The fascination of the philosophical paradox-game called the Prisoners' Dilemma (PD) is its capacity to test rival notions of rationality, morality, individualism, and collective choices.
A. K. Sen presents the following scenario of the Prisoner's Dilemma:
There are, so the story runs, two prisoners to be tried, each known to be guilty of a major crime (jointly committed), but the prosecution does not have enough evidence to prove this. What the prosecution does have is proof of a joint minor crime. So each prisoner is asked separately whether he will confess or not. If both do, then they will be tried for the major crime but get a reduced sentence, say 10 years. If neither does, then they will be tried for the minor crime and will get 2 years each. If one does and the other does not, then the pillar of society goes free and the other gets the full penalty of 20 years. Given this choice, each argues that if the other does confess, it is better for him to confess also, and if the other does not, then again it is better that he confesses. So each decides to confess and led by reason they go to prison for 10 years each whereas they would have got only 2 years each if they each refused to confess. That's the dilemma. [“Choice, Orderings and Morality,” in Stephen Koerner ed., Practical Reason (Yale, 1974), 56.]

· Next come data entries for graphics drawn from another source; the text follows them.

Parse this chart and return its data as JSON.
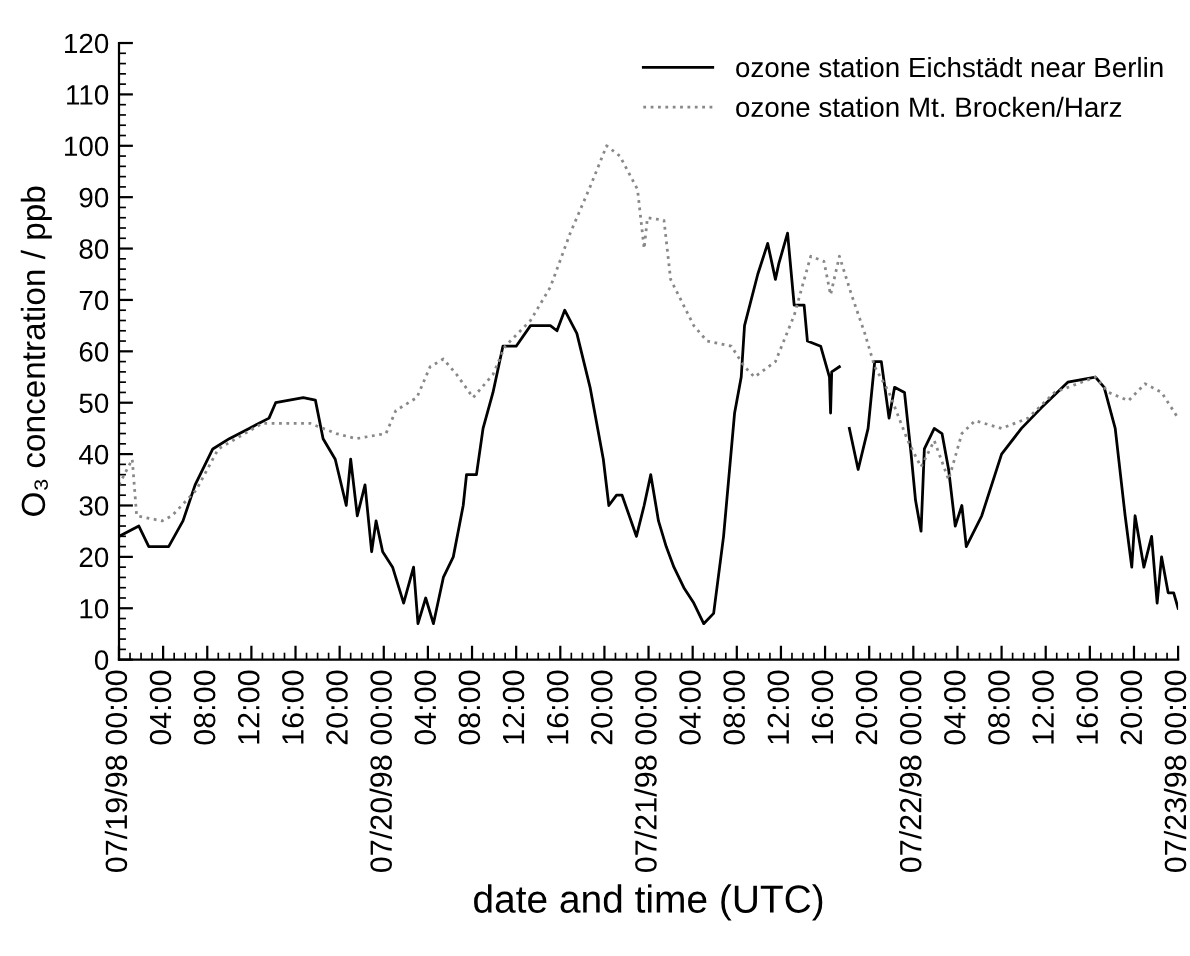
{
  "chart_data": {
    "type": "line",
    "xlabel": "date and time (UTC)",
    "ylabel": "O₃ concentration / ppb",
    "xlim": [
      "1998-07-19T00:00",
      "1998-07-23T00:00"
    ],
    "ylim": [
      0,
      120
    ],
    "xticks": [
      {
        "value": "1998-07-19T00:00",
        "label": "07/19/98 00:00"
      },
      {
        "value": "1998-07-19T04:00",
        "label": "04:00"
      },
      {
        "value": "1998-07-19T08:00",
        "label": "08:00"
      },
      {
        "value": "1998-07-19T12:00",
        "label": "12:00"
      },
      {
        "value": "1998-07-19T16:00",
        "label": "16:00"
      },
      {
        "value": "1998-07-19T20:00",
        "label": "20:00"
      },
      {
        "value": "1998-07-20T00:00",
        "label": "07/20/98 00:00"
      },
      {
        "value": "1998-07-20T04:00",
        "label": "04:00"
      },
      {
        "value": "1998-07-20T08:00",
        "label": "08:00"
      },
      {
        "value": "1998-07-20T12:00",
        "label": "12:00"
      },
      {
        "value": "1998-07-20T16:00",
        "label": "16:00"
      },
      {
        "value": "1998-07-20T20:00",
        "label": "20:00"
      },
      {
        "value": "1998-07-21T00:00",
        "label": "07/21/98 00:00"
      },
      {
        "value": "1998-07-21T04:00",
        "label": "04:00"
      },
      {
        "value": "1998-07-21T08:00",
        "label": "08:00"
      },
      {
        "value": "1998-07-21T12:00",
        "label": "12:00"
      },
      {
        "value": "1998-07-21T16:00",
        "label": "16:00"
      },
      {
        "value": "1998-07-21T20:00",
        "label": "20:00"
      },
      {
        "value": "1998-07-22T00:00",
        "label": "07/22/98 00:00"
      },
      {
        "value": "1998-07-22T04:00",
        "label": "04:00"
      },
      {
        "value": "1998-07-22T08:00",
        "label": "08:00"
      },
      {
        "value": "1998-07-22T12:00",
        "label": "12:00"
      },
      {
        "value": "1998-07-22T16:00",
        "label": "16:00"
      },
      {
        "value": "1998-07-22T20:00",
        "label": "20:00"
      },
      {
        "value": "1998-07-23T00:00",
        "label": "07/23/98 00:00"
      }
    ],
    "yticks": [
      0,
      10,
      20,
      30,
      40,
      50,
      60,
      70,
      80,
      90,
      100,
      110,
      120
    ],
    "grid": false,
    "legend": "top right",
    "marker": "none",
    "series": [
      {
        "name": "ozone station Eichstädt near Berlin",
        "color": "#000000",
        "line_style": "solid",
        "x": [
          "1998-07-19T00:00",
          "1998-07-19T01:48",
          "1998-07-19T02:42",
          "1998-07-19T04:30",
          "1998-07-19T05:48",
          "1998-07-19T06:54",
          "1998-07-19T08:30",
          "1998-07-19T10:00",
          "1998-07-19T11:48",
          "1998-07-19T13:36",
          "1998-07-19T14:12",
          "1998-07-19T16:42",
          "1998-07-19T17:48",
          "1998-07-19T18:30",
          "1998-07-19T19:36",
          "1998-07-19T20:36",
          "1998-07-19T21:00",
          "1998-07-19T21:36",
          "1998-07-19T22:18",
          "1998-07-19T22:54",
          "1998-07-19T23:18",
          "1998-07-19T23:54",
          "1998-07-20T00:48",
          "1998-07-20T01:48",
          "1998-07-20T02:42",
          "1998-07-20T03:06",
          "1998-07-20T03:48",
          "1998-07-20T04:30",
          "1998-07-20T05:24",
          "1998-07-20T06:18",
          "1998-07-20T07:12",
          "1998-07-20T07:30",
          "1998-07-20T08:24",
          "1998-07-20T09:00",
          "1998-07-20T09:54",
          "1998-07-20T10:48",
          "1998-07-20T12:00",
          "1998-07-20T13:18",
          "1998-07-20T15:06",
          "1998-07-20T15:42",
          "1998-07-20T16:24",
          "1998-07-20T17:30",
          "1998-07-20T18:42",
          "1998-07-20T19:54",
          "1998-07-20T20:24",
          "1998-07-20T21:06",
          "1998-07-20T21:36",
          "1998-07-20T22:54",
          "1998-07-20T23:36",
          "1998-07-21T00:12",
          "1998-07-21T00:54",
          "1998-07-21T01:36",
          "1998-07-21T02:18",
          "1998-07-21T03:12",
          "1998-07-21T04:06",
          "1998-07-21T05:00",
          "1998-07-21T05:54",
          "1998-07-21T06:48",
          "1998-07-21T07:48",
          "1998-07-21T08:24",
          "1998-07-21T08:42",
          "1998-07-21T09:54",
          "1998-07-21T10:48",
          "1998-07-21T11:30",
          "1998-07-21T11:48",
          "1998-07-21T12:36",
          "1998-07-21T13:12",
          "1998-07-21T14:06",
          "1998-07-21T14:24",
          "1998-07-21T15:36",
          "1998-07-21T16:24",
          "1998-07-21T16:30",
          "1998-07-21T16:36",
          "1998-07-21T17:18",
          "1998-07-21T17:42",
          "1998-07-21T18:12",
          "1998-07-21T19:00",
          "1998-07-21T19:54",
          "1998-07-21T20:30",
          "1998-07-21T21:06",
          "1998-07-21T21:48",
          "1998-07-21T22:18",
          "1998-07-21T23:12",
          "1998-07-21T23:48",
          "1998-07-22T00:12",
          "1998-07-22T00:42",
          "1998-07-22T01:00",
          "1998-07-22T01:54",
          "1998-07-22T02:36",
          "1998-07-22T03:12",
          "1998-07-22T03:48",
          "1998-07-22T04:24",
          "1998-07-22T04:48",
          "1998-07-22T06:12",
          "1998-07-22T08:00",
          "1998-07-22T09:48",
          "1998-07-22T11:36",
          "1998-07-22T14:00",
          "1998-07-22T16:30",
          "1998-07-22T17:18",
          "1998-07-22T18:18",
          "1998-07-22T19:12",
          "1998-07-22T19:48",
          "1998-07-22T20:06",
          "1998-07-22T20:54",
          "1998-07-22T21:36",
          "1998-07-22T22:06",
          "1998-07-22T22:30",
          "1998-07-22T23:06",
          "1998-07-22T23:36",
          "1998-07-23T00:00"
        ],
        "values": [
          24,
          26,
          22,
          22,
          27,
          34,
          41,
          43,
          45,
          47,
          50,
          51,
          50.5,
          43,
          39,
          30,
          39,
          28,
          34,
          21,
          27,
          21,
          18,
          11,
          18,
          7,
          12,
          7,
          16,
          20,
          30,
          36,
          36,
          45,
          52,
          61,
          61,
          65,
          65,
          64,
          68,
          63.5,
          53,
          39,
          30,
          32,
          32,
          24,
          30,
          36,
          27,
          22,
          18,
          14,
          11,
          7,
          9,
          24,
          48,
          55,
          65,
          75,
          81,
          74,
          77,
          83,
          69,
          69,
          62,
          61,
          55,
          48,
          56,
          57,
          null,
          45,
          37,
          45,
          58,
          58,
          47,
          53,
          52,
          40,
          31,
          25,
          41,
          45,
          44,
          37,
          26,
          30,
          22,
          28,
          40,
          45,
          49,
          54,
          55,
          53,
          45,
          28,
          18,
          28,
          18,
          24,
          11,
          20,
          13,
          13,
          10
        ]
      },
      {
        "name": "ozone station Mt. Brocken/Harz",
        "color": "#888888",
        "line_style": "dotted",
        "x": [
          "1998-07-19T00:00",
          "1998-07-19T01:12",
          "1998-07-19T01:36",
          "1998-07-19T03:54",
          "1998-07-19T04:48",
          "1998-07-19T07:00",
          "1998-07-19T09:00",
          "1998-07-19T13:00",
          "1998-07-19T17:18",
          "1998-07-19T19:42",
          "1998-07-19T21:30",
          "1998-07-20T00:12",
          "1998-07-20T01:06",
          "1998-07-20T03:00",
          "1998-07-20T04:12",
          "1998-07-20T05:24",
          "1998-07-20T06:36",
          "1998-07-20T08:06",
          "1998-07-20T09:54",
          "1998-07-20T11:00",
          "1998-07-20T13:18",
          "1998-07-20T15:06",
          "1998-07-20T16:54",
          "1998-07-20T18:42",
          "1998-07-20T20:12",
          "1998-07-20T21:24",
          "1998-07-20T23:00",
          "1998-07-20T23:36",
          "1998-07-20T23:54",
          "1998-07-21T01:24",
          "1998-07-21T02:00",
          "1998-07-21T04:06",
          "1998-07-21T05:18",
          "1998-07-21T07:30",
          "1998-07-21T08:42",
          "1998-07-21T09:36",
          "1998-07-21T11:30",
          "1998-07-21T13:12",
          "1998-07-21T14:42",
          "1998-07-21T15:54",
          "1998-07-21T16:30",
          "1998-07-21T17:18",
          "1998-07-21T18:24",
          "1998-07-21T19:36",
          "1998-07-21T20:30",
          "1998-07-21T21:48",
          "1998-07-21T23:30",
          "1998-07-22T00:42",
          "1998-07-22T01:54",
          "1998-07-22T03:12",
          "1998-07-22T04:24",
          "1998-07-22T05:36",
          "1998-07-22T08:00",
          "1998-07-22T10:24",
          "1998-07-22T12:48",
          "1998-07-22T16:30",
          "1998-07-22T17:42",
          "1998-07-22T19:30",
          "1998-07-22T21:00",
          "1998-07-22T22:30",
          "1998-07-23T00:00"
        ],
        "values": [
          34,
          39,
          28,
          27,
          28,
          33,
          41,
          46,
          46,
          44,
          43,
          44,
          48.5,
          51,
          57,
          58.5,
          55.5,
          51,
          55.5,
          61,
          66,
          72.5,
          83,
          92,
          100,
          98,
          91.5,
          80,
          86,
          85.5,
          74,
          65,
          62,
          61,
          57,
          55,
          58,
          67,
          78.5,
          77.5,
          71,
          78.5,
          71,
          63.5,
          57,
          52,
          42.6,
          37.5,
          42.6,
          35,
          44,
          46.5,
          45,
          47,
          52,
          55,
          52,
          50.4,
          53.7,
          52,
          47
        ]
      }
    ]
  }
}
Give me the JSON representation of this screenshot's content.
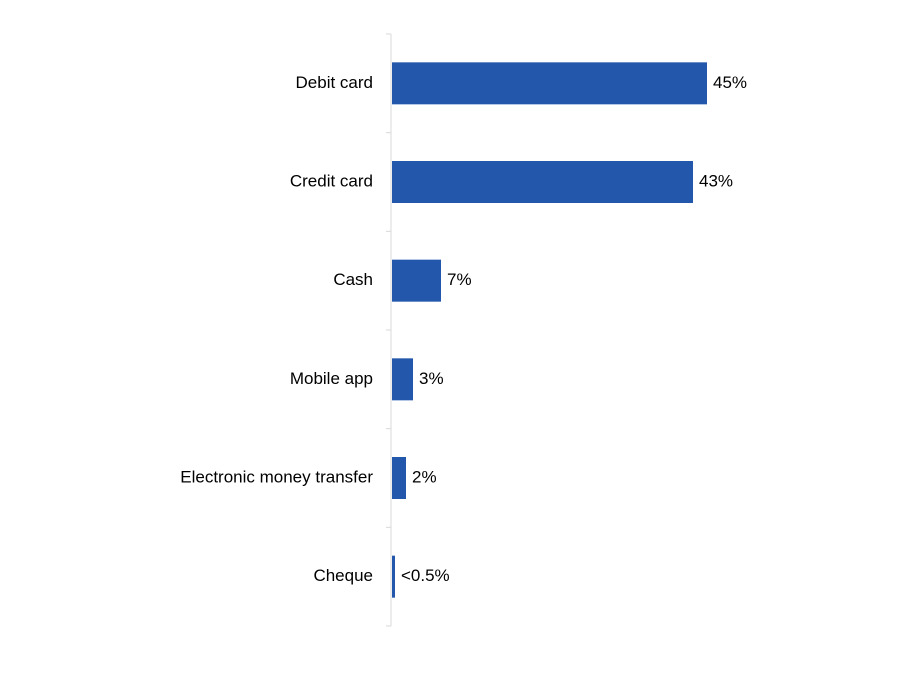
{
  "chart_data": {
    "type": "bar",
    "orientation": "horizontal",
    "title": "",
    "xlabel": "",
    "ylabel": "",
    "categories": [
      "Debit card",
      "Credit card",
      "Cash",
      "Mobile app",
      "Electronic money transfer",
      "Cheque"
    ],
    "values": [
      45,
      43,
      7,
      3,
      2,
      0.4
    ],
    "data_labels": [
      "45%",
      "43%",
      "7%",
      "3%",
      "2%",
      "<0.5%"
    ],
    "xlim": [
      0,
      50
    ],
    "grid": false,
    "legend": "none",
    "bar_color": "#2257ab"
  }
}
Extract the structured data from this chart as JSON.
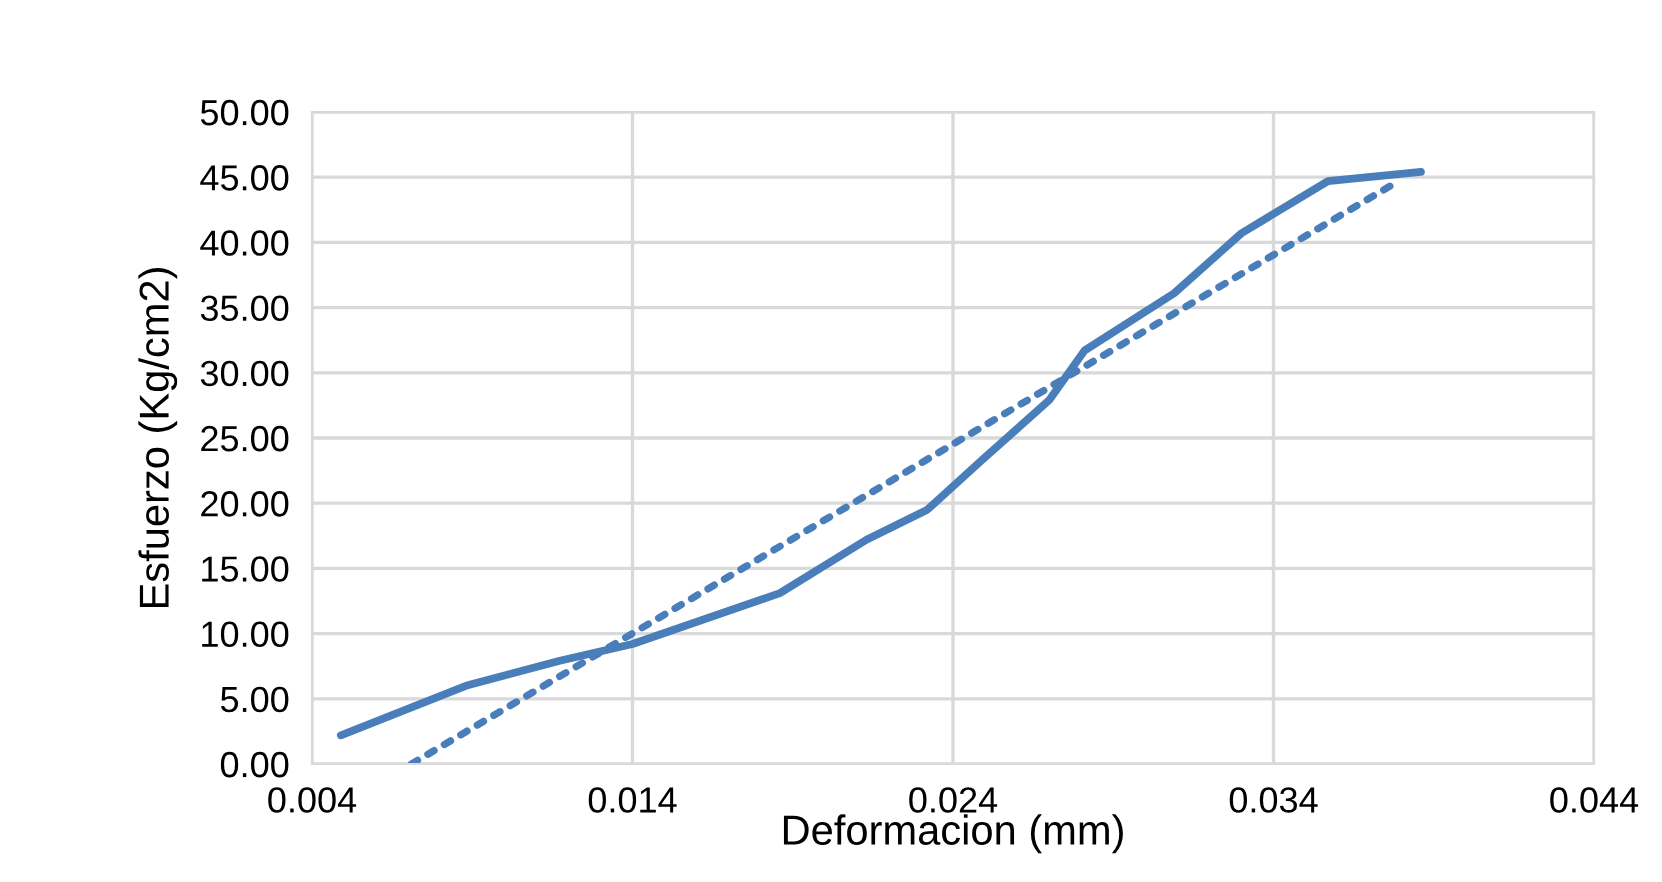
{
  "chart_data": {
    "type": "line",
    "xlabel": "Deformacion (mm)",
    "ylabel": "Esfuerzo (Kg/cm2)",
    "xlim": [
      0.004,
      0.044
    ],
    "xticks": [
      {
        "value": 0.004,
        "label": "0.004"
      },
      {
        "value": 0.014,
        "label": "0.014"
      },
      {
        "value": 0.024,
        "label": "0.024"
      },
      {
        "value": 0.034,
        "label": "0.034"
      },
      {
        "value": 0.044,
        "label": "0.044"
      }
    ],
    "ylim": [
      0,
      50
    ],
    "yticks": [
      {
        "value": 0,
        "label": "0.00"
      },
      {
        "value": 5,
        "label": "5.00"
      },
      {
        "value": 10,
        "label": "10.00"
      },
      {
        "value": 15,
        "label": "15.00"
      },
      {
        "value": 20,
        "label": "20.00"
      },
      {
        "value": 25,
        "label": "25.00"
      },
      {
        "value": 30,
        "label": "30.00"
      },
      {
        "value": 35,
        "label": "35.00"
      },
      {
        "value": 40,
        "label": "40.00"
      },
      {
        "value": 45,
        "label": "45.00"
      },
      {
        "value": 50,
        "label": "50.00"
      }
    ],
    "grid": true,
    "legend": false,
    "series": [
      {
        "color": "#4a7ebb",
        "line_style": "solid",
        "x": [
          0.0049,
          0.0088,
          0.0117,
          0.014,
          0.0186,
          0.0213,
          0.0232,
          0.0249,
          0.027,
          0.0281,
          0.0309,
          0.033,
          0.0357,
          0.0386
        ],
        "values": [
          2.2,
          6.0,
          7.9,
          9.2,
          13.1,
          17.2,
          19.5,
          23.3,
          27.9,
          31.7,
          36.1,
          40.7,
          44.7,
          45.4
        ]
      },
      {
        "color": "#4a7ebb",
        "line_style": "dotted",
        "x": [
          0.0071,
          0.0379
        ],
        "values": [
          0,
          44.7
        ]
      }
    ]
  }
}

Various reasons may invalidate Sen's next point. Sen claims that we are more correct in interpreting the nature of morality as a moral ordering, not of the outcomes (payoffs) of actions but of the various orderings of such outcomes. By this definition Sen seeks to eliminate the conflict between morality and social optimality. But Sen's arguments will not stand muster.
The PD actually involves three central problems—namely, isolation, coordination, and assurance. The isolation problem occurs when the decisions of individual's independent rationality, made in isolation, are worse for everyone than other alternative actions. The coordination problem arises when we can see an alternative action available to people caught in the isolation problem; but unless they all take the same coordinated action, they will fail to enjoy an advantage of departing from a rationally independent decision. Finally, the assurance problem shows that unless we receive adequate assurance that others will also decide upon the coordinated action, we cannot prefer to depart from independent rationality. However, we would all find this coordinated action more advantageous, and hence seem to maximize our social utility.
The PD raises the issue of whether it is more “rational” to follow “self-interest” or “morality” when the two seem to conflict. The PD paradox, as Sen interprets it, implies that self-interest (or universal independent rationality) maximizes neither individual nor social utility. Sen's argument would mean that those who define morality as social optimality must accept the corollary that it conflicts with individual optimality. Similarly, those who define morality as individual optimality would have to admit that it conflicts with social optimality.
Such inadequate conclusions call for a deeper analysis of the Prisoners' Dilemma. By clarifying our notions of morality and rationality we can show how perfect rationality and perfect morality necessarily coincide. To extricate ourselves from the PD we need to investigate a purely formal definition of rationality, like “doing what is supported by the best reasons.” In addition, we must define a substantive theory of reasons to spell out what facts are reasons for whom to do what.